Mes envies du moment sont très orientées “curry avec noix de coco” et j’ai à nouveau sorti Anjum’s new Indian d’Anjum Anand. Ce livre doit probablement être dans le top 3 de ceux dont j’ai réalisé le plus de recettes (on y retrouve également un livre de recettes de barbecue). La recette est un peu différente des plats mijotés habituels et demande environ une heure d’attention plus ou moins constante. Les 15 minutes sans attention ont été consacrées à la préparation d’un daiquiri, avec photos. Rien n’est cependant très compliqué: les épices restent entières (clou de girofle, cannelle – un peu moins que préconisé, cardamome), oignon, ail, gingembre, feuilles de curry, piments verts (les très appropriés piment Delhli – moins que préconisé également), du garam masala et puis du poulet qu’il faut faire brunir, puis mijoter dans un peu d’eau, puis à nouveau faire frire une fois l’eau évaporée. Enfin, il faut rajouter de la noix de coco râpée et du jus de citron. Au final, j’ai beaucoup aimé le goût profond de la sauce accompagnant le poulet mais celui-ci en ressort un peu sec.

Comme accompagnement, j’ai fait très simple: un kachumbar dont la recette vient de Made in India: tomates, échalotes, coriandre, jus de citron, huile d’olive et un peu de piment en poudre.

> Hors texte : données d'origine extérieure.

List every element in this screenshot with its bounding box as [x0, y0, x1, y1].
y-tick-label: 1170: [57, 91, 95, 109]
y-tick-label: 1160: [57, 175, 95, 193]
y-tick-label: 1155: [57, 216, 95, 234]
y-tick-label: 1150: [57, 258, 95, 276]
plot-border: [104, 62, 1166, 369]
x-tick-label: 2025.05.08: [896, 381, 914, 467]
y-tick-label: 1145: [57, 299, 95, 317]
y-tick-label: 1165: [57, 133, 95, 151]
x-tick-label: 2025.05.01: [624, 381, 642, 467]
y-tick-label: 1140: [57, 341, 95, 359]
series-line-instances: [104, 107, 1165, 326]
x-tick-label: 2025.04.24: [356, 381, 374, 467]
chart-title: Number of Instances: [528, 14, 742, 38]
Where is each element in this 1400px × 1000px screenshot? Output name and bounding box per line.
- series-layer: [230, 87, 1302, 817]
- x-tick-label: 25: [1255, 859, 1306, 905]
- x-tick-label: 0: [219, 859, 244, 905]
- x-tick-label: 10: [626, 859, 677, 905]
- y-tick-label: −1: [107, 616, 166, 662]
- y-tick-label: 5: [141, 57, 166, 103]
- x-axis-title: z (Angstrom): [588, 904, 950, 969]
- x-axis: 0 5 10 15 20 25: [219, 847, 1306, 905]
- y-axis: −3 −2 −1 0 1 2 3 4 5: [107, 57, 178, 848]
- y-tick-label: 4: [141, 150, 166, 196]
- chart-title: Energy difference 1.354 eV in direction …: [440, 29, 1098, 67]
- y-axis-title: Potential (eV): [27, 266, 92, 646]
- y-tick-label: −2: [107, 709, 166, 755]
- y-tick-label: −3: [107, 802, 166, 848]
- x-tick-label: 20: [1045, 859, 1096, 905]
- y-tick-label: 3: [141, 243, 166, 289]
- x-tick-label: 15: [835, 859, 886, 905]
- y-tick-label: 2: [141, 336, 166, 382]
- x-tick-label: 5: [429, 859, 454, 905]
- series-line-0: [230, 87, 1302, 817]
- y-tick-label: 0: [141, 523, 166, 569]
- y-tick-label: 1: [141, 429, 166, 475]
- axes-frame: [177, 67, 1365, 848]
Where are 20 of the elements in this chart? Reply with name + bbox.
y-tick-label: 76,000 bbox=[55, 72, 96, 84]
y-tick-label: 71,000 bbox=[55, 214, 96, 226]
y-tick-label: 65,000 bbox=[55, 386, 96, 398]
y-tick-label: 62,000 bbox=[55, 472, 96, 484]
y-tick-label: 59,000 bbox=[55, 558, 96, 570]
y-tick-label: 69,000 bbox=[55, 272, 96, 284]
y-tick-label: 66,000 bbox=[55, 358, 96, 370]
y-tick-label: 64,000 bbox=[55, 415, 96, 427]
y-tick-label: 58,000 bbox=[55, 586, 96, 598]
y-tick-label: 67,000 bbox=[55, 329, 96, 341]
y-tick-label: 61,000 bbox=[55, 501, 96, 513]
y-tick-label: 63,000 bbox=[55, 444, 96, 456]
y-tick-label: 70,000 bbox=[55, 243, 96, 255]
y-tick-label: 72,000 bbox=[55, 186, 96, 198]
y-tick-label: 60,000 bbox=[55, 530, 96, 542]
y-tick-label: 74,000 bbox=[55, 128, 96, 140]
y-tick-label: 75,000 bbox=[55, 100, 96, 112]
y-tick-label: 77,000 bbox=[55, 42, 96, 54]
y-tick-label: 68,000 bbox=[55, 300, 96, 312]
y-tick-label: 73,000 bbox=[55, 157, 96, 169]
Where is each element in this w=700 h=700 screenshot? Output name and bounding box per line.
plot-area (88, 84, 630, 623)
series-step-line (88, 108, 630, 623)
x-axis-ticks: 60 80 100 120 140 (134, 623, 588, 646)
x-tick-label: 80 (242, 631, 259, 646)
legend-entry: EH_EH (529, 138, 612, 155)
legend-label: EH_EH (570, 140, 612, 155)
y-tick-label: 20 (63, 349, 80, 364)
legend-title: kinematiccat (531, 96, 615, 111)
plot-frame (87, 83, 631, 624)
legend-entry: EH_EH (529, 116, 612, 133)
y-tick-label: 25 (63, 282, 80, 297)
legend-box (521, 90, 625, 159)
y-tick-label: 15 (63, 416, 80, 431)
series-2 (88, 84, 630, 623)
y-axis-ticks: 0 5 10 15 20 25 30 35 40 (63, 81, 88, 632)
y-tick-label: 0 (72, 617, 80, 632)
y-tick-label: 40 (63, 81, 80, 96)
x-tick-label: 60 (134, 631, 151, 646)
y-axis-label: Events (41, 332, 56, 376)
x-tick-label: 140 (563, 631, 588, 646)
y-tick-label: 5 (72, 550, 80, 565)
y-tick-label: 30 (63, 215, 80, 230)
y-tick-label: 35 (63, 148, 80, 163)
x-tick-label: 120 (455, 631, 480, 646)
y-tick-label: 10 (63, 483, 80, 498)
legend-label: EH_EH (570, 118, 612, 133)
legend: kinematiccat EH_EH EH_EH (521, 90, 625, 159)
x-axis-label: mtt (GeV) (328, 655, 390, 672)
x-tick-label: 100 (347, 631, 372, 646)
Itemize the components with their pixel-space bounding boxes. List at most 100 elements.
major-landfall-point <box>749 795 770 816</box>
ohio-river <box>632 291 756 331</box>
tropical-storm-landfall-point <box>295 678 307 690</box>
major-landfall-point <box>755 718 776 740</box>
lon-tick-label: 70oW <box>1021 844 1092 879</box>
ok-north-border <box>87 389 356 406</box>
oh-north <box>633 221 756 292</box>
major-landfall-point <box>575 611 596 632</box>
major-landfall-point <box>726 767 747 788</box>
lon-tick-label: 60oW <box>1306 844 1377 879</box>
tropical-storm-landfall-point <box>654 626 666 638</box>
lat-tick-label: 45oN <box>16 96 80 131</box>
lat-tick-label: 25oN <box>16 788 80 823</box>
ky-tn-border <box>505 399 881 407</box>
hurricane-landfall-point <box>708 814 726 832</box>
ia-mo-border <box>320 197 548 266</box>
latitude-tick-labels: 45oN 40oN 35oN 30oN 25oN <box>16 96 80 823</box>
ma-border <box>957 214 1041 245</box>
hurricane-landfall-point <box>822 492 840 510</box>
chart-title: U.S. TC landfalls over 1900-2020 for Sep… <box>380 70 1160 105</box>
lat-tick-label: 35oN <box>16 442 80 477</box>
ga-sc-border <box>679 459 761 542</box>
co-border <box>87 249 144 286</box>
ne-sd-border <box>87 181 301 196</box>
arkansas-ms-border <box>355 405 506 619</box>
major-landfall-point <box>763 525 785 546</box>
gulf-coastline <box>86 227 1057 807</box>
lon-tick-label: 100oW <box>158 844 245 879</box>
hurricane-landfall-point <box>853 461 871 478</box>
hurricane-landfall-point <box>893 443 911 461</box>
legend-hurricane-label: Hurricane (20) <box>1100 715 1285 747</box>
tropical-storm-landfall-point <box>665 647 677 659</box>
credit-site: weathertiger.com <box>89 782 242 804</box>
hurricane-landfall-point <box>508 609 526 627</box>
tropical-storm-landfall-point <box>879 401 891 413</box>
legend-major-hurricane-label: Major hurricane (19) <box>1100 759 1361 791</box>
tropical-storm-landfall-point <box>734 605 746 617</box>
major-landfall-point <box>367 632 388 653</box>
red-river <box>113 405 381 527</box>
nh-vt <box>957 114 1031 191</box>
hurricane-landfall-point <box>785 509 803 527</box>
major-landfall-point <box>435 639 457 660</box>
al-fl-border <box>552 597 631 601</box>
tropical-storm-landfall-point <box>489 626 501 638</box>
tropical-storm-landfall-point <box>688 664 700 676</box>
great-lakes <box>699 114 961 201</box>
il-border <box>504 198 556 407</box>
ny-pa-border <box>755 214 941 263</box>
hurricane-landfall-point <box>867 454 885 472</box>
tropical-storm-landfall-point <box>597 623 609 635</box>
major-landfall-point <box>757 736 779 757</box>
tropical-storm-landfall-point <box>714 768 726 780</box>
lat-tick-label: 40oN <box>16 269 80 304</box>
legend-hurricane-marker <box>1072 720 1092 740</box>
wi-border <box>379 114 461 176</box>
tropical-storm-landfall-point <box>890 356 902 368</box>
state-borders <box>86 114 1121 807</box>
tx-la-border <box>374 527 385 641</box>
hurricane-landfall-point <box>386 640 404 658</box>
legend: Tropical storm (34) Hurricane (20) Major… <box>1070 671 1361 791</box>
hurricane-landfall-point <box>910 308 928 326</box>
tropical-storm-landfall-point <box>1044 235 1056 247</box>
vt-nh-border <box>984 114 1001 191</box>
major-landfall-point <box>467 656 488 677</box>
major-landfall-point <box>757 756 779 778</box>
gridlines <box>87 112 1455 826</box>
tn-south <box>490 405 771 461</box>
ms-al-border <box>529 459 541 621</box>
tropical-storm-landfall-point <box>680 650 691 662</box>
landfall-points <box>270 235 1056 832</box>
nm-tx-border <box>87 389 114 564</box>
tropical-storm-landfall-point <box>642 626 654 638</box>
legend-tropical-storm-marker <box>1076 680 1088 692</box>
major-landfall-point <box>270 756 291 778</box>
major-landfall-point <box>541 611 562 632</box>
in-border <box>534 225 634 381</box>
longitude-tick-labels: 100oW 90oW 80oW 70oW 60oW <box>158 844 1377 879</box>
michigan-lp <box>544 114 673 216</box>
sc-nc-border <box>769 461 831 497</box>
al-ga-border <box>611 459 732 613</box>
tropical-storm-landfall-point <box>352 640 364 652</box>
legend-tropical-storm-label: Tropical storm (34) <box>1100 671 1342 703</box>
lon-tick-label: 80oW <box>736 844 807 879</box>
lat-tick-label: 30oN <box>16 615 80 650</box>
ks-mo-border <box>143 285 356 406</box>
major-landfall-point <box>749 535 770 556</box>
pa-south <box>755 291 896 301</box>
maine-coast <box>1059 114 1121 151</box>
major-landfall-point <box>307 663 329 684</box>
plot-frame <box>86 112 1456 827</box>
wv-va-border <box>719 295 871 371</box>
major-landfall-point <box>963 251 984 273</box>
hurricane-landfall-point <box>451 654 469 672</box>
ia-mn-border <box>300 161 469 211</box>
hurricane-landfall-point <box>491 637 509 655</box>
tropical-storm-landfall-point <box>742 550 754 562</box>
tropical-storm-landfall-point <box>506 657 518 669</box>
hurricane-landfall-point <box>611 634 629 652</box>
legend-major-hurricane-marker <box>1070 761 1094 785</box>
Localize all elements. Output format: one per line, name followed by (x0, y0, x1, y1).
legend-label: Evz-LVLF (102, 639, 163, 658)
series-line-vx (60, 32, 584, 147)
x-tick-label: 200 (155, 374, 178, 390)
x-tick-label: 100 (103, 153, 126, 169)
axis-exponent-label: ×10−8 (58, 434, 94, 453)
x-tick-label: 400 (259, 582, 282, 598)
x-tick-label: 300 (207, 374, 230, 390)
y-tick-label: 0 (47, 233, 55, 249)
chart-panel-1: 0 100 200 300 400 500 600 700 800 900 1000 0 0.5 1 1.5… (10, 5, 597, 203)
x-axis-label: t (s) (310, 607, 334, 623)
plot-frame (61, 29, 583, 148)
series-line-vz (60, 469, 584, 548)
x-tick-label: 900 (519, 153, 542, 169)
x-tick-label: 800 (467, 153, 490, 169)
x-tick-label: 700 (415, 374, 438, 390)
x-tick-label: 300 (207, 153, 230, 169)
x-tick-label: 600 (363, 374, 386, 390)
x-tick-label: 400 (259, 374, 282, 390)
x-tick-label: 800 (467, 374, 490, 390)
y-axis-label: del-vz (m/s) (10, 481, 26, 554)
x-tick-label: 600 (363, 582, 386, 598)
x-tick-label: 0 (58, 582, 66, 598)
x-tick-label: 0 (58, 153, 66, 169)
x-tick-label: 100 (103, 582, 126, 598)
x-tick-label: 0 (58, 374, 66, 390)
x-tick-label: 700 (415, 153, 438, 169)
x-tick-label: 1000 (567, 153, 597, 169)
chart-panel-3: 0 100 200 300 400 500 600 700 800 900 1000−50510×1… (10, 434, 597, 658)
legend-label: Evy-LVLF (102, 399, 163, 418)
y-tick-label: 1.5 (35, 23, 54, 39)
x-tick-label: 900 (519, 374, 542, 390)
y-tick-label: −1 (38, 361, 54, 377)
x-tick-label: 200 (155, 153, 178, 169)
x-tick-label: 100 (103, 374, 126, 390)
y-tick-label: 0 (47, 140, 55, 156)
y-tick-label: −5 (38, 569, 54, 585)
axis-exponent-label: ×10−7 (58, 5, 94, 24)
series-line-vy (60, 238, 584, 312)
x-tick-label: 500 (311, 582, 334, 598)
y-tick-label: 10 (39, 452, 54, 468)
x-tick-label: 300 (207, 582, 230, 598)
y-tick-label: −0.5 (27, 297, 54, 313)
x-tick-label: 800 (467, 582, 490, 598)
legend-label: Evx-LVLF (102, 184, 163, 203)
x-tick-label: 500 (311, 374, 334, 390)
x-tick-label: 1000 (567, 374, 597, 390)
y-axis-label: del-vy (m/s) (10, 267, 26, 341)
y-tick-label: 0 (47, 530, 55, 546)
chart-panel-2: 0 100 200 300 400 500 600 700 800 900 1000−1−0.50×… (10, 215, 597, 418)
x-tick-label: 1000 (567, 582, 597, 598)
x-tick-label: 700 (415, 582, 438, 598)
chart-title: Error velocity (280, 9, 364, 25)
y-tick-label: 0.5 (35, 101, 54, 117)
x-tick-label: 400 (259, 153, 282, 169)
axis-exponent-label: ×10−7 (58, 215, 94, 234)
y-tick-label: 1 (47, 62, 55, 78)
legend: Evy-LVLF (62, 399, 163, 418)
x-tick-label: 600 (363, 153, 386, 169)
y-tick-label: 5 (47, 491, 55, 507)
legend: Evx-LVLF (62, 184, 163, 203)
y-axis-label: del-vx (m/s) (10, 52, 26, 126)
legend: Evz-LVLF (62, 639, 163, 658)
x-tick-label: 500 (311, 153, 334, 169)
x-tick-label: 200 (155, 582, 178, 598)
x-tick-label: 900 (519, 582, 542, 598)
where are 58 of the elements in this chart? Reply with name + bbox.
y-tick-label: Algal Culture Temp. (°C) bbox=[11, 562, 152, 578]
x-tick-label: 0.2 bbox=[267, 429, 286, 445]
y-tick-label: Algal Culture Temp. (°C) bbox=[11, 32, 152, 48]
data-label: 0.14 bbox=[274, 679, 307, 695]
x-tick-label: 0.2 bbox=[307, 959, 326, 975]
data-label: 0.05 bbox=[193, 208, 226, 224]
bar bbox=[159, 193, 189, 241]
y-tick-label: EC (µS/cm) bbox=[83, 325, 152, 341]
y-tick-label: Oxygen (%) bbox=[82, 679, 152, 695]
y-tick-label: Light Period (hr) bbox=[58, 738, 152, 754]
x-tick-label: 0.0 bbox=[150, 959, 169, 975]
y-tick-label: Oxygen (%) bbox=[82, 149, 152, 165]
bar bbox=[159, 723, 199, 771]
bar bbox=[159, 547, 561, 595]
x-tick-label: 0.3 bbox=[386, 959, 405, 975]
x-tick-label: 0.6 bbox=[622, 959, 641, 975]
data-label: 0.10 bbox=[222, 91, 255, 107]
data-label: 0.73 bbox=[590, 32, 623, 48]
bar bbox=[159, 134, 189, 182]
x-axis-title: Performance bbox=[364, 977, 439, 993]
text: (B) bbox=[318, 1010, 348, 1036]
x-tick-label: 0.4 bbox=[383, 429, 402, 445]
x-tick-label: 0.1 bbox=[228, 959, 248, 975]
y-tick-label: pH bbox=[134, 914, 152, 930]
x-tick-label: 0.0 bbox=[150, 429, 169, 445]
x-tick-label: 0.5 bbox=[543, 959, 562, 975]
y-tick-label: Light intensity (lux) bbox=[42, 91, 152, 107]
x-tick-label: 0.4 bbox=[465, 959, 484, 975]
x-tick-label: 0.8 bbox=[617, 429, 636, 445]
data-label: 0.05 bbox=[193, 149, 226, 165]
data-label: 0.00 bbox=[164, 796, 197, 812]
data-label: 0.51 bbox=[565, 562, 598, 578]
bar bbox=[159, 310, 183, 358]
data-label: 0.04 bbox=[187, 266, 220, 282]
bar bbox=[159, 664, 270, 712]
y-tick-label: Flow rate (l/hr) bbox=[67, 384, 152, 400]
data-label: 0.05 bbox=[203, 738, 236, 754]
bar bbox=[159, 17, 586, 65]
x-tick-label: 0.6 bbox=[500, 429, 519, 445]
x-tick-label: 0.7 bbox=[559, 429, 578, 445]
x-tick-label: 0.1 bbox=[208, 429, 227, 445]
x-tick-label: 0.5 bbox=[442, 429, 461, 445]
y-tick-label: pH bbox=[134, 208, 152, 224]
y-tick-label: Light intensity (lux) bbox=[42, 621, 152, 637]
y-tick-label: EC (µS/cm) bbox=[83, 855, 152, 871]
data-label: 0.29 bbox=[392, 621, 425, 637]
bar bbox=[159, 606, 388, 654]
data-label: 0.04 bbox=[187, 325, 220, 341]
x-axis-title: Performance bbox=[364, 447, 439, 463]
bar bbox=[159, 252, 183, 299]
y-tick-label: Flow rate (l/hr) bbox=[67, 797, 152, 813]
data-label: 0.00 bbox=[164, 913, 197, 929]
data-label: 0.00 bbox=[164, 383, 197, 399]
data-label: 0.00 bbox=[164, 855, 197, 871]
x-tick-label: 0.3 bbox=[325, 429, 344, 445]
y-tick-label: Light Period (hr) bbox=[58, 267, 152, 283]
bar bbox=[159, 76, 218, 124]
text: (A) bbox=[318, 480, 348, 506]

Coconut chicken fry and kachumbar

Let’s cook our books #23: Curry de poulet nonya au citron vert

Curry de poulet nonya au citron vert

Je triche un peu pour cette 23e édition: j’avais déjà réalisé cette recette de curry au poulet il y a très longtemps mais elle était ratée. D’origine sino-malaise, présente dans le livre La cuisine asiatique pour tous, cette recette combine curcuma, galanga (je n’avais pas de frais sous la main mais le Delhaize en vend en petits pots au rayon asiatique), lemongrass, piments, feuilles de kafir et citron vert. Or ces citrons sont normalement mijotés avec le reste et rendent le plat très amer. Je les ai donc omis cette fois, les gardant pour la décoration et c’était parfait. Enfin presque: le grand défaut de ce livre est de simplifier la cuisine asiatique et il manque parfois certaines nuances et saveurs mais je n’ai pas (encore) trouvé de recette similaire. Quoi qu’il en soit, j’ai très bien mangé.

Le curry

9782228904230_zpswzprf3jvLizzie Collingham, Le curry. Une histoire gastronomique de l’Inde: à travers ce livre, c’est une grande partie de l’histoire de l’Inde qui est racontée: le rôle des Moghols et de la cuisine persane, celui de la médecine ayurvédique dans l’association des épices, celui des colonisateurs – les Portugais ont amené des ingrédients d’Amérique comme le piment, les Britanniques ont introduit leurs propres habitudes et inversement. Certains currys ont des origines lointaines, d’autres sont typiquement anglo-indiens. Lizzie Collingham s’attache à décrire toutes ces évolutions et rencontres, s’intéressant dans chaque chapitre à un plat en particulier. Elle passe en revue le biryani, le vindaloo, le korma, le curry de Madras ainsi que la diffusion de cette cuisine dans le monde entier. C’est un livre intéressant mais qui a comporte parfois certaines longueurs, ce qui n’empêche pas que j’ai appris pas mal de nouvelles choses.